Examples of combinatorial problems where the only known solutions, or most "natural" solutions, use representation theory?

Question

In Solution of two difficult combinatorial problems with linear algebra, Robert Proctor presents two simply stated combinatorial problems, and gives solutions to them using a linear algebraic approach that is motivated by the representation theory of $\mathfrak{sl}_2(\mathbb{C})$. Moreover, he notes that this application is in some sense natural and inherent here, because both problems being considered are equivalently formulated as asking whether certain posets meet the conditions of being "rank unimodal" and "Sperner," and any poset satisfying these two conditions together with some additional symmetry constraints carries a representation of $\mathfrak{sl}_2(\mathbb{C})$.

My question: beyond the problems discussed in the link above and the references therein, are there other examples of combinatorial problems whose only known solution, or whose most motivated and natural solution, employs representation theory?

Answer 1

For a partition $\lambda$, let $y_k(\lambda)$ denote the number of Standard Young Tableaux $T$ of shape $\lambda$ satisfying $\mathrm{maj}(T)\equiv 1 \mod k$. (Here $\mathrm{maj}(T)$ is the major index of $T$, the sum of the descents of $T$, where $i$ is a descent of $T$ if $i$ appears in a row above $i+1$ in $T$.)

Then, according to Stanley, Enumerative Combinatorics, Vol. 2, Chapter 7 Exercise 7.88(d), there is no known combinatorial proof of the fact that $y_{n-1}(\lambda) \geq y_n(\lambda)$ for any partition $\lambda\vdash n$, although there is a proof using the representation theory of the symmetric group $S_n$.

I found this by searching for the phrase "no combinatorial proof is known" in EC1 and EC2.

Answer 2

Here's an example I found by searching "combinatorial proof" in Stanley's supplemental problems to EC2 Chapter 7: see here for the problems and here for the solutions.

If you look at the solution to problem 106(b) there, you will see Stanley notes that it implies $$ \#\{(u,v)\in S_n\times S_n\colon uv = vu\} = \#\{(u,v)\in S_n \times S_n \colon u^2=v^2 \}.$$ Here $S_n$ is the symmetric group on $n$ letters.

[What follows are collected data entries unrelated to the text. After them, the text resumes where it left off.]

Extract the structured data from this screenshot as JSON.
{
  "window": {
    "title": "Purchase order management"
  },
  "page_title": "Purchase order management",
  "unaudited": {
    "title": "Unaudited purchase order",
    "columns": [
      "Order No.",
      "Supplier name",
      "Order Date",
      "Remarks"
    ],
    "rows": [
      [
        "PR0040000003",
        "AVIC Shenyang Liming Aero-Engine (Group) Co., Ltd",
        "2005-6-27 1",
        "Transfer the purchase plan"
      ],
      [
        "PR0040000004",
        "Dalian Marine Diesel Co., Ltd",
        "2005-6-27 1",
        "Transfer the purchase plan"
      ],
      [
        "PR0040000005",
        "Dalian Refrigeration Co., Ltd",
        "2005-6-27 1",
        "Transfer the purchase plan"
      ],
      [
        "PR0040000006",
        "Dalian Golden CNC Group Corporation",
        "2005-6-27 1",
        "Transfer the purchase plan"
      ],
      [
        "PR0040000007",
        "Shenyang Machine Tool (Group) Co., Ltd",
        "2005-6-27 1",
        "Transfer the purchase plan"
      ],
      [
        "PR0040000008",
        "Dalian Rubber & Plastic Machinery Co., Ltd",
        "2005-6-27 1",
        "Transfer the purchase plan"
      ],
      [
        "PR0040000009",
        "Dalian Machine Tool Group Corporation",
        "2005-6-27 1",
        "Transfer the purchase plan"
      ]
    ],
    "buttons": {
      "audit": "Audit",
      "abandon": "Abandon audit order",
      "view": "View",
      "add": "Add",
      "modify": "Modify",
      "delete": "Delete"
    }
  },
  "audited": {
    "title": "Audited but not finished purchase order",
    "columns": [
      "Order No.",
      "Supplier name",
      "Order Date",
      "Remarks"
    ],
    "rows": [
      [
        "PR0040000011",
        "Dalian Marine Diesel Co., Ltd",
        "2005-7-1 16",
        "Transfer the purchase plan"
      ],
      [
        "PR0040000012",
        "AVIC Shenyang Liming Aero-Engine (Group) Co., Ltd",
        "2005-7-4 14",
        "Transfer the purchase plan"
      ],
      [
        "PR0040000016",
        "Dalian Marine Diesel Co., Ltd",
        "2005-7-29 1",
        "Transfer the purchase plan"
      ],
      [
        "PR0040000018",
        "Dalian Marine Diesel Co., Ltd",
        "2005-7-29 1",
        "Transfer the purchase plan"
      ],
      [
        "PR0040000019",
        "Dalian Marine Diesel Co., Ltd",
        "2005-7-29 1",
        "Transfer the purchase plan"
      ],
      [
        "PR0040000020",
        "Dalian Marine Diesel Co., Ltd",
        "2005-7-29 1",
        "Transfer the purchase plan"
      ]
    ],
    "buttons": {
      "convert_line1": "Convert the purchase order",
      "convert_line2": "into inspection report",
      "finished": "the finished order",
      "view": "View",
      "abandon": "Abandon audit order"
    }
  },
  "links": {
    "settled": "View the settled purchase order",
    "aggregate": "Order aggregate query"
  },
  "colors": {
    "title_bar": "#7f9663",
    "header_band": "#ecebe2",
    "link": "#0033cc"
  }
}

The proof is via some symmetric function identities and Stanley remarks that the same is true for any finite group $G$ all of whose complex representations are equivalent to real representations.

He asks there if there is a combinatorial proof of this identity. I have no idea if this is easy.

EDIT: This is Exercise 108(b) in the Supplementary Problems of Chapter 7 as in the published version of the 2nd edition of EC2.

Answer 3

Many special cases of the Černý conjecture in automata theory have been proved using linear algebra, or really representations of monoids, that do not have known combinatorial proofs. The conjecture states that an $n$-state synchronizing automaton has a synchronizing word of length at most $(n-1)^2$. In purely mathematical terms the conjecture states that given a set of transformations of an $n$-element set, of which some composition (with repetitions allowed) is a constant map, then some composition of length at most $(n-1)^2$ is a constant map.

Many proof analyze the corresponding linear representation of the monoid generated by these transformations. My favorite example is the paper of Dubuc, which proves the conjecture is true if one of the transformations is an $n$-cycle. Černý had already shown that the bound can be reached by examples with an $n$-cycle. Dubuc uses the nature of representations of the cyclic group over the rationals (or if you like uses minimal polynomials). But there are many more such examples.